Current Abuses    Bills
     
  Senate Bill 167
Sponsored by: State Senator Timothy Grendell
Status: Signed into law on November 16, 2005.

Senate Bill 7
Sponsored by: State Senator Timothy Grendell
Status: Signed into law on July 10, 2007.

     
     
Overview    
     

Thanks to extraordinarily permissive laws, eminent domain abuse in Ohio has been widespread in recent years. Since the U.S. Supreme Court delivered the Kelo decision, Ohio has seen some major changes to its eminent domain laws—but the state legislature can claim precious little responsibility for these changes.

On July 26, 2006, the Ohio Supreme Court unanimously ruled in Norwood v. Horney that the Ohio Constitution does not permit eminent domain to be used solely for economic development, that Ohio courts must apply “heightened scrutiny” when reviewing governmental uses of eminent domain, and that cities could not constitutionally condemn non-blighted properties based on the idea that they might eventually become blighted. The Ohio Supreme Court’s holdings represent a dramatic improvement in the legal protections for home and business owners in the state.

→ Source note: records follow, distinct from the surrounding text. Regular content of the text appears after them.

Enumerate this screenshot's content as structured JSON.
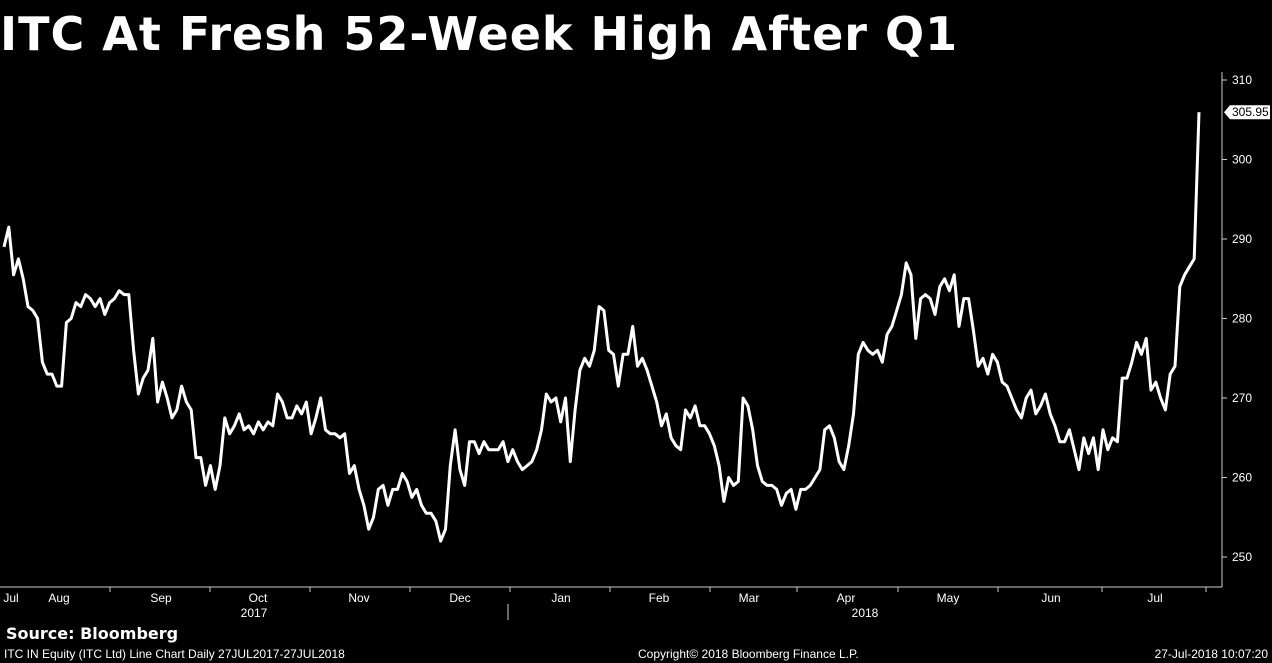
{
  "title": "ITC At Fresh 52-Week High After Q1",
  "source": "Source: Bloomberg",
  "footer": {
    "left": "ITC IN Equity (ITC Ltd) Line Chart  Daily 27JUL2017-27JUL2018",
    "center": "Copyright© 2018 Bloomberg Finance L.P.",
    "right": "27-Jul-2018 10:07:20"
  },
  "chart_data": {
    "type": "line",
    "title": "ITC At Fresh 52-Week High After Q1",
    "x_labels": [
      "Jul",
      "Aug",
      "Sep",
      "Oct",
      "Nov",
      "Dec",
      "Jan",
      "Feb",
      "Mar",
      "Apr",
      "May",
      "Jun",
      "Jul"
    ],
    "year_labels": [
      "2017",
      "2018"
    ],
    "y_ticks": [
      250,
      260,
      270,
      280,
      290,
      300,
      310
    ],
    "ylim": [
      247,
      312
    ],
    "last_value": "305.95",
    "grid": false,
    "line_color": "#ffffff",
    "background": "#000000",
    "series": [
      {
        "values": [
          289,
          291.5,
          285.5,
          287.5,
          285,
          281.5,
          281,
          280,
          274.5,
          273,
          273,
          271.5,
          271.5,
          279.5,
          280,
          282,
          281.5,
          283,
          282.5,
          281.5,
          282.5,
          280.5,
          282,
          282.5,
          283.5,
          283,
          283,
          276,
          270.5,
          272.5,
          273.5,
          277.5,
          269.5,
          272,
          270,
          267.5,
          268.5,
          271.5,
          269.5,
          268.5,
          262.5,
          262.5,
          259,
          261.5,
          258.5,
          261.5,
          267.5,
          265.5,
          266.5,
          268,
          266,
          266.5,
          265.5,
          267,
          266,
          267,
          266.5,
          270.5,
          269.5,
          267.5,
          267.5,
          269,
          268,
          269.5,
          265.5,
          267.5,
          270,
          266,
          265.5,
          265.5,
          265,
          265.5,
          260.5,
          261.5,
          258.5,
          256.5,
          253.5,
          255,
          258.5,
          259,
          256.5,
          258.5,
          258.5,
          260.5,
          259.5,
          257.5,
          258.5,
          256.5,
          255.5,
          255.5,
          254.5,
          252,
          253.5,
          261.5,
          266,
          261,
          259,
          264.5,
          264.5,
          263,
          264.5,
          263.5,
          263.5,
          263.5,
          264.5,
          262,
          263.5,
          262,
          261,
          261.5,
          262,
          263.5,
          266,
          270.5,
          269.5,
          270,
          267,
          270,
          262,
          268.5,
          273.5,
          275,
          274,
          276,
          281.5,
          281,
          276,
          275.5,
          271.5,
          275.5,
          275.5,
          279,
          274,
          275,
          273.5,
          271.5,
          269.5,
          266.5,
          268,
          265,
          264,
          263.5,
          268.5,
          267.5,
          269,
          266.5,
          266.5,
          265.5,
          264,
          261.5,
          257,
          260,
          259,
          259.5,
          270,
          269,
          266,
          261.5,
          259.5,
          259,
          259,
          258.5,
          256.5,
          258,
          258.5,
          256,
          258.5,
          258.5,
          259,
          260,
          261,
          266,
          266.5,
          265,
          262,
          261,
          264,
          268,
          275.5,
          277,
          276,
          275.5,
          276,
          274.5,
          278,
          279,
          281,
          283,
          287,
          285.5,
          277.5,
          282.5,
          283,
          282.5,
          280.5,
          284,
          285,
          283.5,
          285.5,
          279,
          282.5,
          282.5,
          278.5,
          274,
          275,
          273,
          275.5,
          274.5,
          272,
          271.5,
          270,
          268.5,
          267.5,
          270,
          271,
          268,
          269,
          270.5,
          268,
          266.5,
          264.5,
          264.5,
          266,
          263.5,
          261,
          265,
          263,
          265,
          261,
          266,
          263.5,
          265,
          264.5,
          272.5,
          272.5,
          274.5,
          277,
          275.5,
          277.5,
          271,
          272,
          270,
          268.5,
          273,
          274,
          284,
          285.5,
          286.5,
          287.5,
          305.95
        ]
      }
    ]
  }
}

The Ohio General Assembly commissioned a Legislative Task Force to study the use of eminent domain in the state, and imposed a statewide moratorium on taking properties in non-blighted areas when the primary purpose is economic development a (which expired on December 31, 2006).

In response to the Task Force findings, the 2007 General Assembly passed Senate Bill 7. Although the new law provides better notice for property owners when their land is under threat, and procedural and compensation changes, SB 7 will not stop eminent domain abuse. Ohio’s eminent domain law continues to allow a combination of subjective factors (such as age and obsolescence, dilapidation and deterioration, excessive density, faulty lot or street layout) to be used by condemning authorities to take property for private gain. Additionally, only seventy percent of homes must qualify under this ambiguous and expansive definition for an entire neighborhood to be condemned.

Now that the Ohio Supreme Court has emphatically articulated constitutional limits to the use of eminent domain in Ohio and instructed courts to carefully scrutinize local governments’ efforts to condemn the homes and businesses of their citizens, the Ohio General Assembly’s job is simplified considerably. In order to ensure that Ohioans no longer have to fear becoming the target of eminent domain abuse, and in the event the removal of blight remains a permissible reason to use eminent domain, the legislature needs a statewide definition of blight so that the term is given clear and limited meaning, as well as a constitutional amendment to give it effect in home-rule cities. Furthermore, blight designations need to be on a parcel-by-parcel basis, rather than threatening entire neighborhoods based on the condition of a few ill-kept houses.